Don't write it off as "just a weak ankle." Pain in front of the outer ankle bone that lingers months after a sprain is a specific, treatable problem — and the longer the instability goes unaddressed, the more re-sprains tend to follow.

The Bottom Line

If the outside of your ankle still aches months after a sprain and uneven ground makes you hesitate, sinus tarsi syndrome belongs on the list of suspects. A focused exam can usually sort it out in one visit, and most people improve with a combination of calming the inflammation, supporting the foot, and rebuilding balance. If this sounds like your ankle, we're happy to take a look — and if you're recovering from a recent sprain, our sports injury care page covers what early treatment should look like.

Authoritative Medical Resources: American Podiatric Medical Association · American Academy of Orthopaedic Surgeons

Dr. Grigoriy N. Patish, DPM, DABMSP

Triple board-certified podiatrist in Fallbrook, California. Specializing in minimally invasive foot surgery and advanced pain management.
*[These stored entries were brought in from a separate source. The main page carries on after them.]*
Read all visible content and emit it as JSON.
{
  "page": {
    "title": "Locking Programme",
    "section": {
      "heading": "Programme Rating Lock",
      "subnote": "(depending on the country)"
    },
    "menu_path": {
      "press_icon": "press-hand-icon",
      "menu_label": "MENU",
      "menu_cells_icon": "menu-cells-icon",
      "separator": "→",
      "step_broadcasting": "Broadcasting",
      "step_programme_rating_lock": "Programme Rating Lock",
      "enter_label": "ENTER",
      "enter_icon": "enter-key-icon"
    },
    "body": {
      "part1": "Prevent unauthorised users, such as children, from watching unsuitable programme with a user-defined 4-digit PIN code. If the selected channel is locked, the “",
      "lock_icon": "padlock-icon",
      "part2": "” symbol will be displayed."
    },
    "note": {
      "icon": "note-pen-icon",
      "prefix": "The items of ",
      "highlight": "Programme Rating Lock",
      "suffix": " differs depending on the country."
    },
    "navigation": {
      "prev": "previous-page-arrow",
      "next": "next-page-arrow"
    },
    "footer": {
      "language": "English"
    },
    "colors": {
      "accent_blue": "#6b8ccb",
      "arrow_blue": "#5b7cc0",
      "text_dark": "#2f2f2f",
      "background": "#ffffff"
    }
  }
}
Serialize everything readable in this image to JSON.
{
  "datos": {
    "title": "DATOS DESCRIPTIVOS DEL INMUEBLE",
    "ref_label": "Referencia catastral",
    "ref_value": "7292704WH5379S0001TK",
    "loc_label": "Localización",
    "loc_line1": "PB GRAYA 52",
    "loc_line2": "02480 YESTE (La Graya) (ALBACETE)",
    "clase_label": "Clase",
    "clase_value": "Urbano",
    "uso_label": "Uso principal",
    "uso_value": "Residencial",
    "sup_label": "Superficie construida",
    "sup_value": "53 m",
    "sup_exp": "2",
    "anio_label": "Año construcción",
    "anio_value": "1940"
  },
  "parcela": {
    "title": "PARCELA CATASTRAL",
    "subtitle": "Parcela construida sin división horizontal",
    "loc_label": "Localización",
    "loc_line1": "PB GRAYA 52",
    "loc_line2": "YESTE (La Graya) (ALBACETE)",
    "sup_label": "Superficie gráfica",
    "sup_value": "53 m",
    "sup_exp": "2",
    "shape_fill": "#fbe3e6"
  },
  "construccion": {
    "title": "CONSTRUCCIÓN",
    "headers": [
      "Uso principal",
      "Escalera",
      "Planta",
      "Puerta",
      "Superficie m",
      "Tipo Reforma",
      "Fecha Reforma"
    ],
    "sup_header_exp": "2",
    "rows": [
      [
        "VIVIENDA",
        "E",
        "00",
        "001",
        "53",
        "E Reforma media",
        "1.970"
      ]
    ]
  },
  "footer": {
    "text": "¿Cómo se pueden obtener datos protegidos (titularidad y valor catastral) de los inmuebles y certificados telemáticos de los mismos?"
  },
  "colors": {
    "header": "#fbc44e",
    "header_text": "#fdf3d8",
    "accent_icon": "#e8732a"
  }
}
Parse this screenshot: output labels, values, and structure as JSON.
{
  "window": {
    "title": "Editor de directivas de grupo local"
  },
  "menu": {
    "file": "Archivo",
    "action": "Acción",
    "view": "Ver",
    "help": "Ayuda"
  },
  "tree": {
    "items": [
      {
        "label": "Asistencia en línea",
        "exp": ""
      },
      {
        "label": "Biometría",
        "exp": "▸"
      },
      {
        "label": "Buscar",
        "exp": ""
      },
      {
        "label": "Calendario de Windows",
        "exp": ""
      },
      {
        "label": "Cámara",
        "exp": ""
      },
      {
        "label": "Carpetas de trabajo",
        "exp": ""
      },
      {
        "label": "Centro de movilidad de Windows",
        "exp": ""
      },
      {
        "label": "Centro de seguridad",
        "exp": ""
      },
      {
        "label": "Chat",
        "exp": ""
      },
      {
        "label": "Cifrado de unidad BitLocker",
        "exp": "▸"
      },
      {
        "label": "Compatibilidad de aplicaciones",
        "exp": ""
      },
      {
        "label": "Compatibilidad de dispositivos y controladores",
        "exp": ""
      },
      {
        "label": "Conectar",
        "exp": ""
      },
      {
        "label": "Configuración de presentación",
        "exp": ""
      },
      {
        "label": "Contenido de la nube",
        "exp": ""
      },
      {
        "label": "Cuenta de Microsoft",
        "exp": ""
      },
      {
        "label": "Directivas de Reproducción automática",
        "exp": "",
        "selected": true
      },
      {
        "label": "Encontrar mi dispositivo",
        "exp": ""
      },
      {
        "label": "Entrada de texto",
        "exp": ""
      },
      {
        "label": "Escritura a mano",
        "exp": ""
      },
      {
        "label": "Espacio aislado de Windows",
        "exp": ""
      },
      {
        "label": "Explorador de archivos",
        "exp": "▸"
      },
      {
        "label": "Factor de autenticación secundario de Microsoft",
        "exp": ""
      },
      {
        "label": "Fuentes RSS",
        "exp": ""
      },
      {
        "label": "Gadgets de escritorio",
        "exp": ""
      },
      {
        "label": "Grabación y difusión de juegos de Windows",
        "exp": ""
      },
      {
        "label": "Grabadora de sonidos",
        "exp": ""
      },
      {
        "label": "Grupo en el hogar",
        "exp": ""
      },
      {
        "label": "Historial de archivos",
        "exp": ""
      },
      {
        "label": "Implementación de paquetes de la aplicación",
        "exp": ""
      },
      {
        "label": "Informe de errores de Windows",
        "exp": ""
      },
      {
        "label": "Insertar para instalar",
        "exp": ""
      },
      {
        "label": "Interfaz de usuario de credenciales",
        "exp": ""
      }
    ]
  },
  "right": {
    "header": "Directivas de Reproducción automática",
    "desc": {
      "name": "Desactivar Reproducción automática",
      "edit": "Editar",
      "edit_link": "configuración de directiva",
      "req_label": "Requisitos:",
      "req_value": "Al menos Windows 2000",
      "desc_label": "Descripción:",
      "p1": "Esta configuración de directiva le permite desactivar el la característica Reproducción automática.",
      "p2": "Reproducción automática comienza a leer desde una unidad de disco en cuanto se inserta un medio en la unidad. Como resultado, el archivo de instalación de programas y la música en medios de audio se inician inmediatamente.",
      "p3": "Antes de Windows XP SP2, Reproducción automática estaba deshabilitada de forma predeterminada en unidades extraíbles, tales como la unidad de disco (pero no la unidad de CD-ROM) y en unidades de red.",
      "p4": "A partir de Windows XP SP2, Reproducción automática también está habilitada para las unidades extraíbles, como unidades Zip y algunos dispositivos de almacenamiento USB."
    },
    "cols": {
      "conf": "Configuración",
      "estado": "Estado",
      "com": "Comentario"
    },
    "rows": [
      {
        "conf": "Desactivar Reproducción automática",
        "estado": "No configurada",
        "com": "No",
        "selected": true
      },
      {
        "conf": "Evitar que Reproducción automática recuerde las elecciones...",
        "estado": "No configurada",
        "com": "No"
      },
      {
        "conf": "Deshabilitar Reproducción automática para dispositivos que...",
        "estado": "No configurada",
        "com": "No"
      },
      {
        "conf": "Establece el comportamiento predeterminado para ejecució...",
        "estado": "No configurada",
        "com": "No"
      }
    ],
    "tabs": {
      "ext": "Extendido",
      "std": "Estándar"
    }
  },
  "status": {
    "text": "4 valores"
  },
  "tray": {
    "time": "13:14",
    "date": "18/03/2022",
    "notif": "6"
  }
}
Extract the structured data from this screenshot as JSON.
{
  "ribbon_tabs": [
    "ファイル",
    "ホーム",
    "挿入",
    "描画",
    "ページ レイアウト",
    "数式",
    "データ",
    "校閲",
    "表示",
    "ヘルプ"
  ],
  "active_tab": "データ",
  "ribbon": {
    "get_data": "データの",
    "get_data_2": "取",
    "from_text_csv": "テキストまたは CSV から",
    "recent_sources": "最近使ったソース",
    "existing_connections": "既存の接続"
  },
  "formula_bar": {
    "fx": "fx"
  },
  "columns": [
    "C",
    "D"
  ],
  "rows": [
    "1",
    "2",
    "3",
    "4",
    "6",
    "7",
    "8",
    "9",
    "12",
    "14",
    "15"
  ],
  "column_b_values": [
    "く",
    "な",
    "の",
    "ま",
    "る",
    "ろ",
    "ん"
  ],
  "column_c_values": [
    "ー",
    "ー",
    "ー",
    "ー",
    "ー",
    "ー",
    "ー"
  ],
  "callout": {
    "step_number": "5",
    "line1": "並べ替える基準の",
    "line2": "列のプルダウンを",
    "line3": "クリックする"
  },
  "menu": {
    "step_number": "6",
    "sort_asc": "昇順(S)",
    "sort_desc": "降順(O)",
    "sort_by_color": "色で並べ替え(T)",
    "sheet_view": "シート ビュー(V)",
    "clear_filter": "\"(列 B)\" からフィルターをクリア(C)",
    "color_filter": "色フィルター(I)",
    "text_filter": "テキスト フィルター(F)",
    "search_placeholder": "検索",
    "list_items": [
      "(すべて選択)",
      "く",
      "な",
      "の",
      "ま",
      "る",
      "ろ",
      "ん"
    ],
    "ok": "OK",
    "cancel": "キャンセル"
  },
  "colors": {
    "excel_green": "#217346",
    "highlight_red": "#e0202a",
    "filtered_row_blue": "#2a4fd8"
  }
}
Frequently Asked Questions

What does sinus tarsi syndrome feel like?

Most people describe a deep ache or sharp pinch on the outside of the foot, just in front of the outer ankle bone, along with a feeling that the ankle is unsteady on uneven ground. Pressing directly on that small hollow usually reproduces the pain.

Can sinus tarsi syndrome heal on its own?

Mild cases sometimes settle with rest, but pain that has lasted more than a few weeks after a sprain usually needs a plan — calming the inflammation, supporting the foot with orthotics or bracing, and retraining balance. Left alone, the instability tends to invite repeat sprains.

Do I need surgery for sinus tarsi syndrome?

Rarely. Most patients improve with conservative care such as activity changes, custom orthotics, targeted injections, and balance exercises. Surgical evaluation is reserved for the small number of cases that don't respond after a genuine trial of these measures.